This function makes the scary assumption that we have selected items, which we may not have. I’m going to leave it up to you to fix that.

After that assumption we go through all of the selected items as we have before. We store the current selected item in the loop in “sel_item”, then we use “sel_item” to get the length of the item.

If this is our first time through the loop then we assign “min_len” to the length of that item. (if i == 0 then…)

For each subsequent item that we evaluate, we assign “min_len” to either “i_len” or “min_len”. Math.min() takes two values and returns the lesser of the two.

As we loop through the items eventually “min_len” will be the value of the smallest item.

Then we return that so that we can use that value in the place that we call the function.

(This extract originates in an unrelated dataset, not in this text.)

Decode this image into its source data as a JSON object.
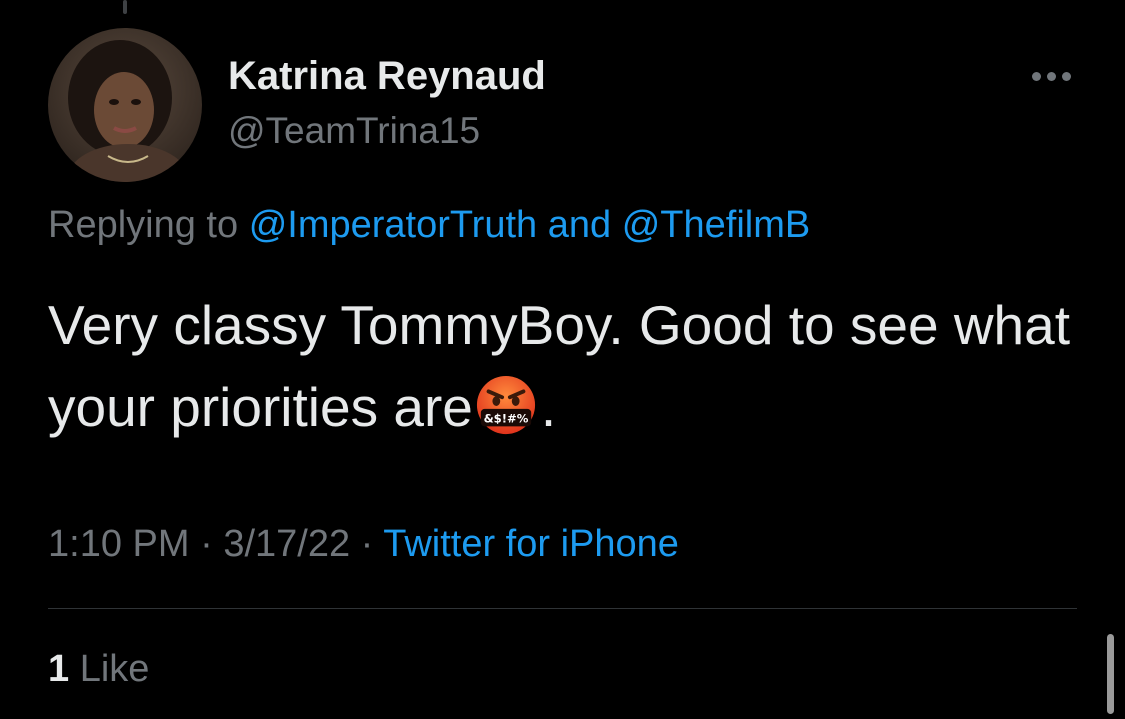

I strongly suggest taking a minute to use reaper.ShowConsoleMsg() to show yourself what is happening in this function. Print out the current “i” value, the current “i_len”, the current “min_len” and perhaps the name of the media item that you are processing. You remember how to do that?

Use things like “..” to put strings together and “\n” to create a new line.

Do this any time you become confused! I actually had an issue while writing this code were I accidentally typed “min_length” instead of “min_len”. I ended up getting this cryptic error that I could not figure out until I started putting little messages to give me idea of what values were at what point.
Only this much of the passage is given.